Mr. Trump believes we will have a “V” curve in the economic
outlook, strong downturn and quick up turn by fall. Personally, I believe the virus will hang around a while,
perhaps coming back in the fall with a vaccine a good year or more off. Fear is a greater emotion than greed,
so people’s habits of protection….masks, not going into large crowds, more
isolation, being sensitive to their surroundings will remain for a long
time. Retailers, especially the
small ones, are significantly hurt, many not re-opening. Thus, I believe our
economic future will look different from the past. You cannot have a healthy
economy without a “large, well healed” middle class that is daily
disappearing. The layoffs and
unemployment has been devastating, and has drained the savings of millions of
Americans. Many of these lost jobs
will never return.
FINANCES: Now,
let’s look at finances and investing.
I see two ways of attempting to make money in the stock market. One is “investing” in it, and the other
is “playing” the markets. As
stated before in prior blogs I would not be investing in the market and with
what is happening in the world I would be timed out for now. Analysis is out the window. You don’t know what the government will
do, or how long they will continue to fund the bond and stock markets. Japan’s Central Bank now owns 5% of
their Nikkei stock market, and say they will continue funding as long as the
virus is around resulting in a weak economy. It appears our government has the same plans, as long as Mr.
Trump is president. What happens
if Mr. Biden wins? The unknown. When you have this at play, stay safe
and in cash. The current stock market is being played, one day up, one day
down. This is mainly caused by
government buying stocks, hedge funds trading and companies with cash buying
their stock back.
Just today a friend asked me advice on Disney stock and
showed the brokerage firms recommendations. Number one, I tell all, don’t listen to brokerage firm’s
recommendations. I have seen
“market maker” investment firms who sit with millions in a stock recommending a
“Buy” when they should recommend Hold or Sell. They do this so that they can
“unload” their positions and get their money out of the stock letting the
public buy them out…sad, but true to the industry. Disney is for the most part a “public” type of business
meaning Disney parks and entertainment including movies. Currently, the parks and movie theaters
are closed. Movies are not being
made. Netflix is doing well with
home viewers. My recommendation on
Disney, a good company (a stock I have bought and sold over the years), is wait
until second quarter earnings come out and see how this summer goes. Disney is a company you “invest in”,
not “play” for a quick buck. Stay
away from companies in the entertainment arena; if you do invest, invest with
staple companies that deal in necessities. You see what happened with toilet paper, paper towels, food
items, etc. Stay away from oil
stocks right now, unless you want to speculate; same with cruise lines and
airlines. There has been
speculation the government may take over the airlines and nationalize
them. Stay away from Real Estate
Investment Trusts; many shopping centers and malls may never recover.
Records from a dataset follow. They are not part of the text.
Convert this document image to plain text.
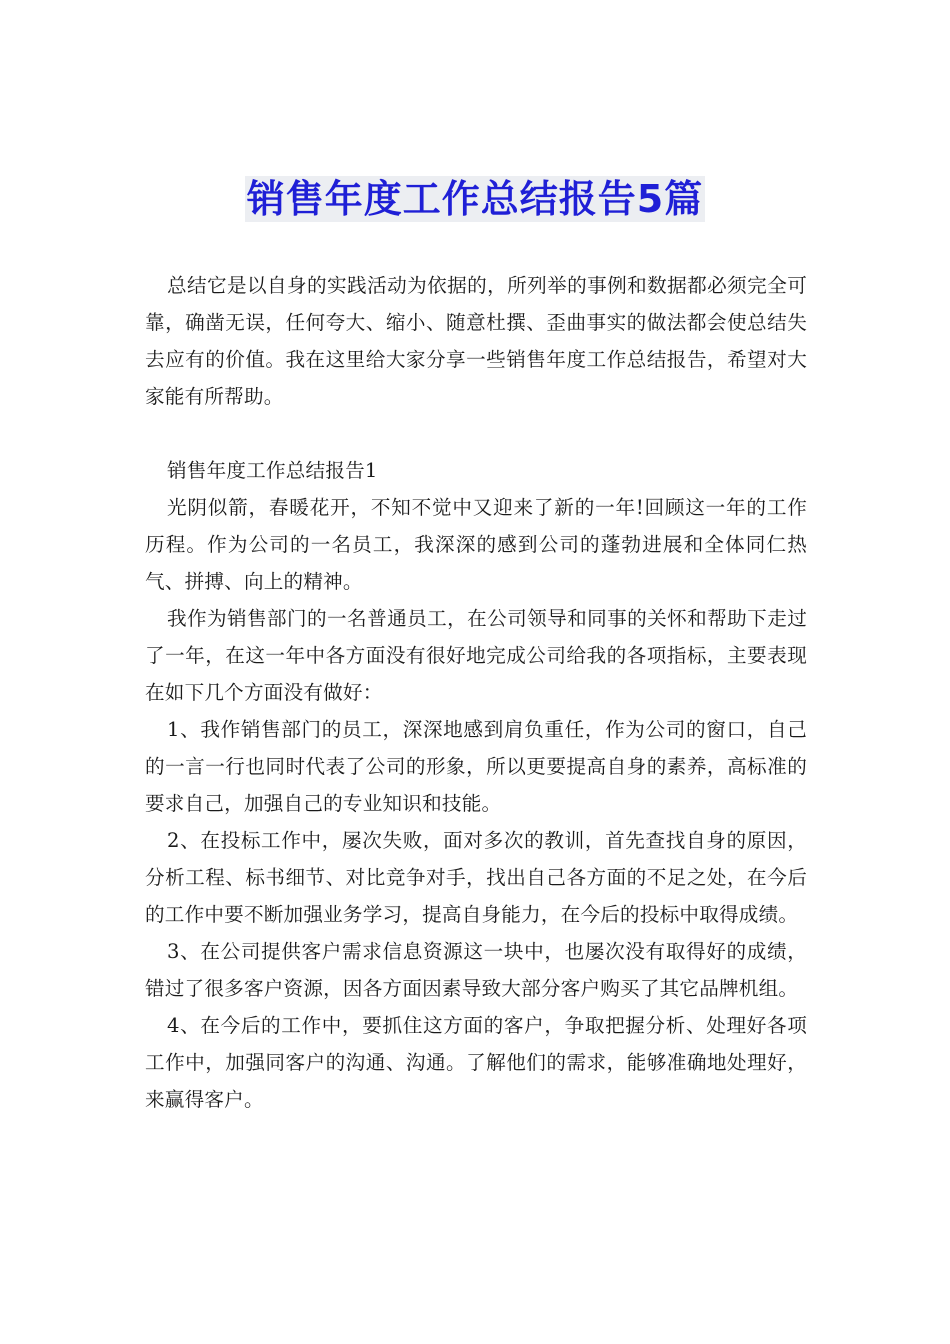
销售年度工作总结报告5篇

总结它是以自身的实践活动为依据的，所列举的事例和数据都必须完全可靠，确凿无误，任何夸大、缩小、随意杜撰、歪曲事实的做法都会使总结失去应有的价值。我在这里给大家分享一些销售年度工作总结报告，希望对大家能有所帮助。

销售年度工作总结报告1

光阴似箭，春暖花开，不知不觉中又迎来了新的一年!回顾这一年的工作历程。作为公司的一名员工，我深深的感到公司的蓬勃进展和全体同仁热气、拼搏、向上的精神。

我作为销售部门的一名普通员工，在公司领导和同事的关怀和帮助下走过了一年，在这一年中各方面没有很好地完成公司给我的各项指标，主要表现在如下几个方面没有做好：

1、我作销售部门的员工，深深地感到肩负重任，作为公司的窗口，自己的一言一行也同时代表了公司的形象，所以更要提高自身的素养，高标准的要求自己，加强自己的专业知识和技能。

2、在投标工作中，屡次失败，面对多次的教训，首先查找自身的原因，分析工程、标书细节、对比竞争对手，找出自己各方面的不足之处，在今后的工作中要不断加强业务学习，提高自身能力，在今后的投标中取得成绩。

3、在公司提供客户需求信息资源这一块中，也屡次没有取得好的成绩，错过了很多客户资源，因各方面因素导致大部分客户购买了其它品牌机组。

4、在今后的工作中，要抓住这方面的客户，争取把握分析、处理好各项工作中，加强同客户的沟通、沟通。了解他们的需求，能够准确地处理好，来赢得客户。
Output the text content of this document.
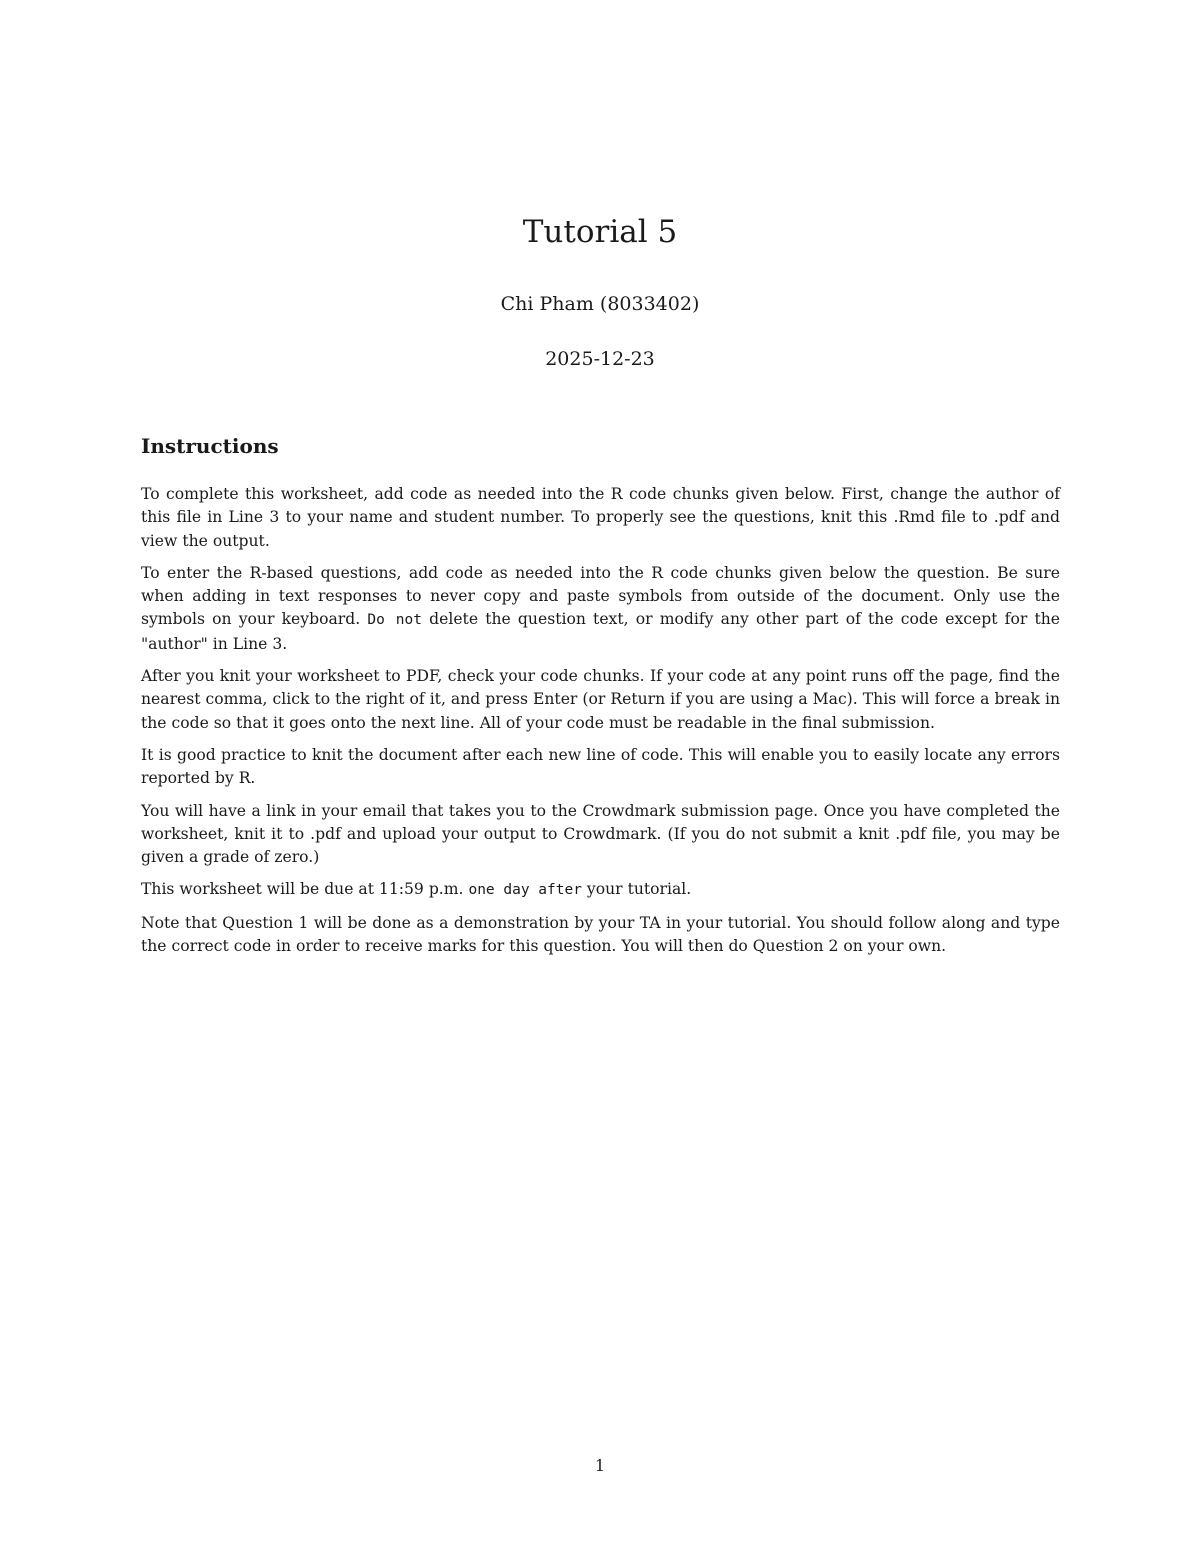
Tutorial 5
Chi Pham (8033402)
2025-12-23
Instructions

To complete this worksheet, add code as needed into the R code chunks given below. First, change the author of this file in Line 3 to your name and student number. To properly see the questions, knit this .Rmd file to .pdf and view the output.

To enter the R-based questions, add code as needed into the R code chunks given below the question. Be sure when adding in text responses to never copy and paste symbols from outside of the document. Only use the symbols on your keyboard. Do not delete the question text, or modify any other part of the code except for the "author" in Line 3.

After you knit your worksheet to PDF, check your code chunks. If your code at any point runs off the page, find the nearest comma, click to the right of it, and press Enter (or Return if you are using a Mac). This will force a break in the code so that it goes onto the next line. All of your code must be readable in the final submission.

It is good practice to knit the document after each new line of code. This will enable you to easily locate any errors reported by R.

You will have a link in your email that takes you to the Crowdmark submission page. Once you have completed the worksheet, knit it to .pdf and upload your output to Crowdmark. (If you do not submit a knit .pdf file, you may be given a grade of zero.)

This worksheet will be due at 11:59 p.m. one day after your tutorial.

Note that Question 1 will be done as a demonstration by your TA in your tutorial. You should follow along and type the correct code in order to receive marks for this question. You will then do Question 2 on your own.

1
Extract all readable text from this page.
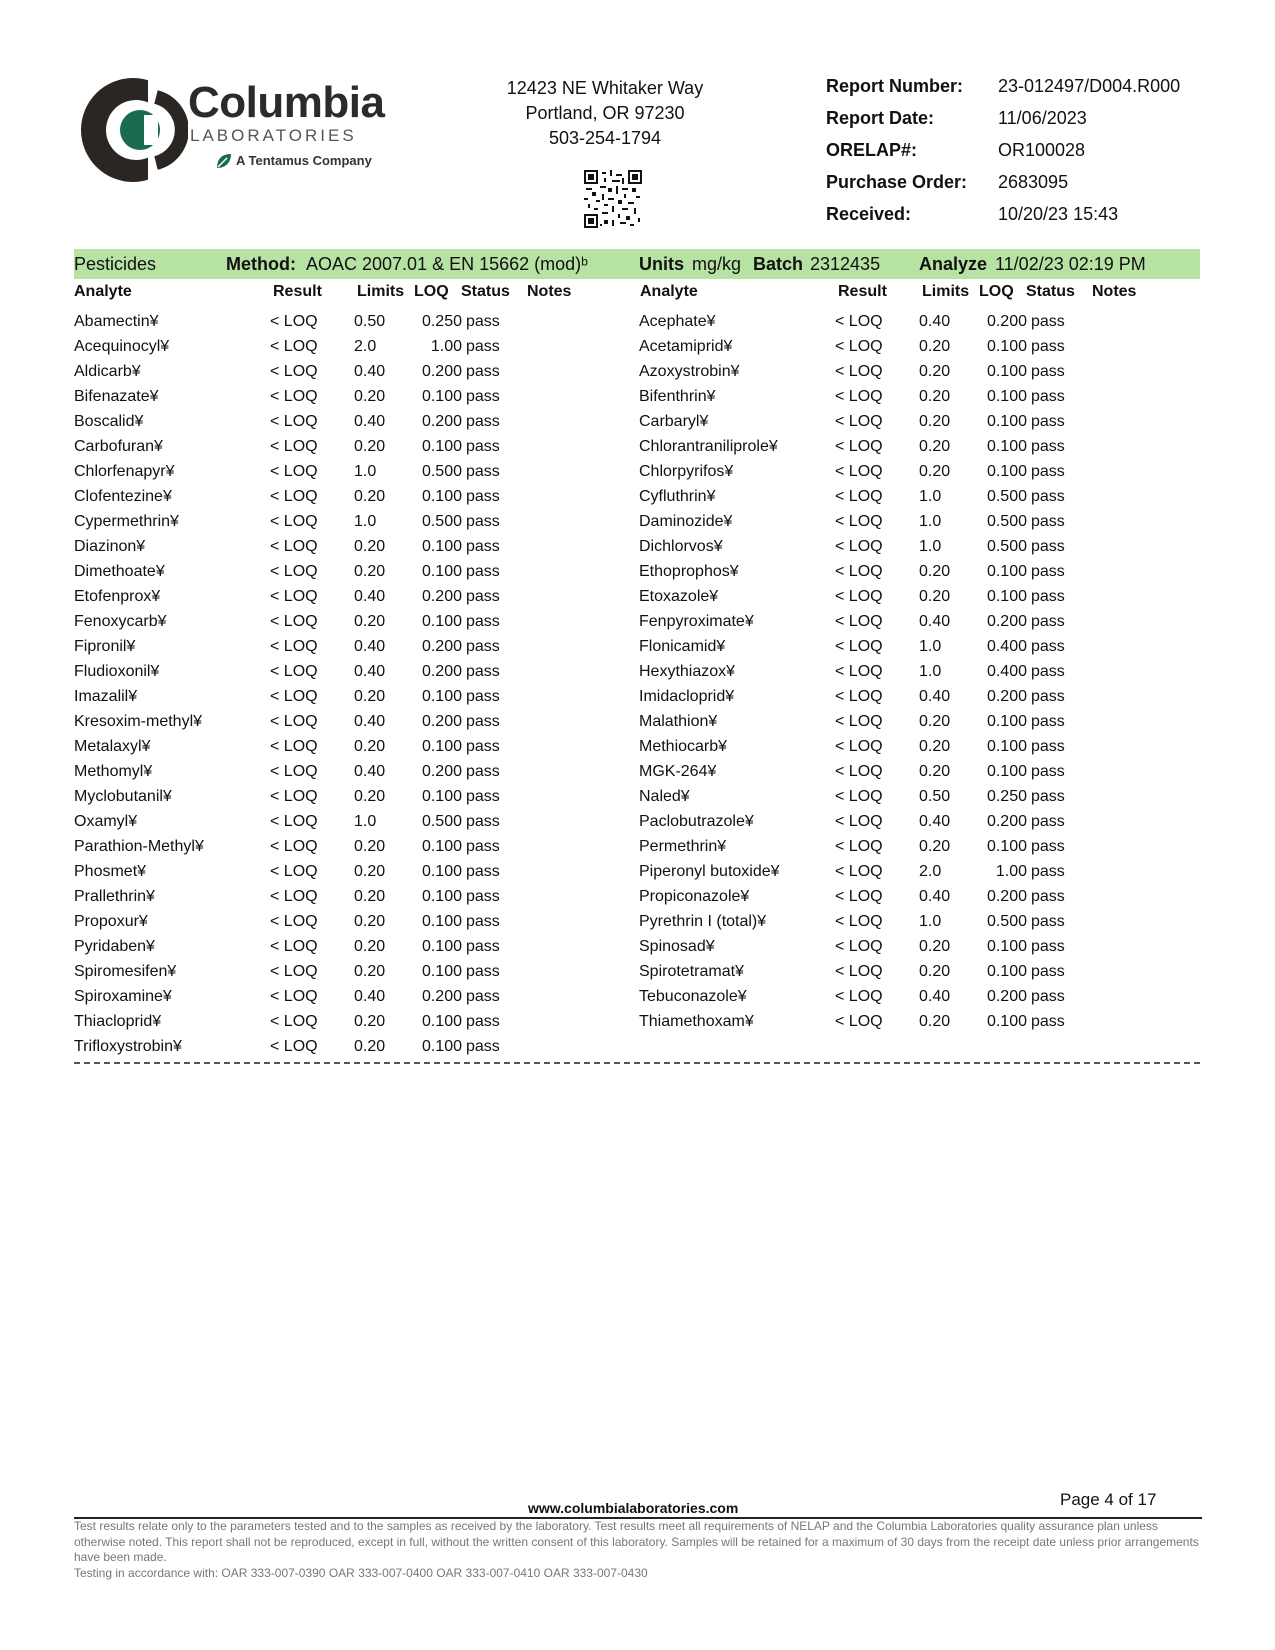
Columbia
LABORATORIES
A Tentamus Company
12423 NE Whitaker Way
Portland, OR 97230
503-254-1794
Report Number:	23-012497/D004.R000
Report Date:	11/06/2023
ORELAP#:	OR100028
Purchase Order:	2683095
Received:	10/20/23 15:43
Pesticides	Method: AOAC 2007.01 & EN 15662 (mod)ᵇ	Units mg/kg Batch 2312435 Analyze 11/02/23 02:19 PM
Analyte	Result Limits LOQ Status Notes	Analyte	Result Limits LOQ Status Notes
Abamectin¥	< LOQ 0.50	0.250 pass	Acephate¥	< LOQ 0.40	0.200 pass
Acequinocyl¥	< LOQ 2.0	1.00 pass	Acetamiprid¥	< LOQ 0.20	0.100 pass
Aldicarb¥	< LOQ 0.40	0.200 pass	Azoxystrobin¥	< LOQ 0.20	0.100 pass
Bifenazate¥	< LOQ 0.20	0.100 pass	Bifenthrin¥	< LOQ 0.20	0.100 pass
Boscalid¥	< LOQ 0.40	0.200 pass	Carbaryl¥	< LOQ 0.20	0.100 pass
Carbofuran¥	< LOQ 0.20	0.100 pass	Chlorantraniliprole¥	< LOQ 0.20	0.100 pass
Chlorfenapyr¥	< LOQ 1.0	0.500 pass	Chlorpyrifos¥	< LOQ 0.20	0.100 pass
Clofentezine¥	< LOQ 0.20	0.100 pass	Cyfluthrin¥	< LOQ 1.0	0.500 pass
Cypermethrin¥	< LOQ 1.0	0.500 pass	Daminozide¥	< LOQ 1.0	0.500 pass
Diazinon¥	< LOQ 0.20	0.100 pass	Dichlorvos¥	< LOQ 1.0	0.500 pass
Dimethoate¥	< LOQ 0.20	0.100 pass	Ethoprophos¥	< LOQ 0.20	0.100 pass
Etofenprox¥	< LOQ 0.40	0.200 pass	Etoxazole¥	< LOQ 0.20	0.100 pass
Fenoxycarb¥	< LOQ 0.20	0.100 pass	Fenpyroximate¥	< LOQ 0.40	0.200 pass
Fipronil¥	< LOQ 0.40	0.200 pass	Flonicamid¥	< LOQ 1.0	0.400 pass
Fludioxonil¥	< LOQ 0.40	0.200 pass	Hexythiazox¥	< LOQ 1.0	0.400 pass
Imazalil¥	< LOQ 0.20	0.100 pass	Imidacloprid¥	< LOQ 0.40	0.200 pass
Kresoxim-methyl¥	< LOQ 0.40	0.200 pass	Malathion¥	< LOQ 0.20	0.100 pass
Metalaxyl¥	< LOQ 0.20	0.100 pass	Methiocarb¥	< LOQ 0.20	0.100 pass
Methomyl¥	< LOQ 0.40	0.200 pass	MGK-264¥	< LOQ 0.20	0.100 pass
Myclobutanil¥	< LOQ 0.20	0.100 pass	Naled¥	< LOQ 0.50	0.250 pass
Oxamyl¥	< LOQ 1.0	0.500 pass	Paclobutrazole¥	< LOQ 0.40	0.200 pass
Parathion-Methyl¥	< LOQ 0.20	0.100 pass	Permethrin¥	< LOQ 0.20	0.100 pass
Phosmet¥	< LOQ 0.20	0.100 pass	Piperonyl butoxide¥	< LOQ 2.0	1.00 pass
Prallethrin¥	< LOQ 0.20	0.100 pass	Propiconazole¥	< LOQ 0.40	0.200 pass
Propoxur¥	< LOQ 0.20	0.100 pass	Pyrethrin I (total)¥	< LOQ 1.0	0.500 pass
Pyridaben¥	< LOQ 0.20	0.100 pass	Spinosad¥	< LOQ 0.20	0.100 pass
Spiromesifen¥	< LOQ 0.20	0.100 pass	Spirotetramat¥	< LOQ 0.20	0.100 pass
Spiroxamine¥	< LOQ 0.40	0.200 pass	Tebuconazole¥	< LOQ 0.40	0.200 pass
Thiacloprid¥	< LOQ 0.20	0.100 pass	Thiamethoxam¥	< LOQ 0.20	0.100 pass
Trifloxystrobin¥	< LOQ 0.20	0.100 pass
Page 4 of 17
www.columbialaboratories.com
Test results relate only to the parameters tested and to the samples as received by the laboratory. Test results meet all requirements of NELAP and the Columbia Laboratories quality assurance plan unless otherwise noted. This report shall not be reproduced, except in full, without the written consent of this laboratory. Samples will be retained for a maximum of 30 days from the receipt date unless prior arrangements have been made.
Testing in accordance with: OAR 333-007-0390 OAR 333-007-0400 OAR 333-007-0410 OAR 333-007-0430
Let’s talk about a couple ways to make some money in the
stock market. Play the
market. One friend has selected
two or three stocks he knows as well as the temperament of his wife. These stocks are solid companies, lower
priced in the $20-$30 range, and have huge daily swings. He has charted the highs and lows and
the result continues in the same range, so he has “baselines” or history. He knows the low days will be followed
shortly by the government or hedge funds coming in and raising the price to his
high baseline. He makes a very
good income “playing” this strategy, buying and selling every couple of days.
In the late 1990s I “played” the market and invested with
professional managers. My
portfolio was balanced 50-50 between those two. How I played the market was subscribing to three
publications from stock gurus that supplied me with reliable information, not
from stockbrokers. Then, I kept no
more than 20 stocks in my “played” portfolio, each one having the potential for
something meaningful to happen and take off. These were all “smaller cap” stocks in the $5 to $25
range. I wanted a hold period of
about one month. If nothing
significant happened, I would sell out and replace the stock with a new
company. You won’t get significant
short-term increases in prices from “large cap” expensive stocks.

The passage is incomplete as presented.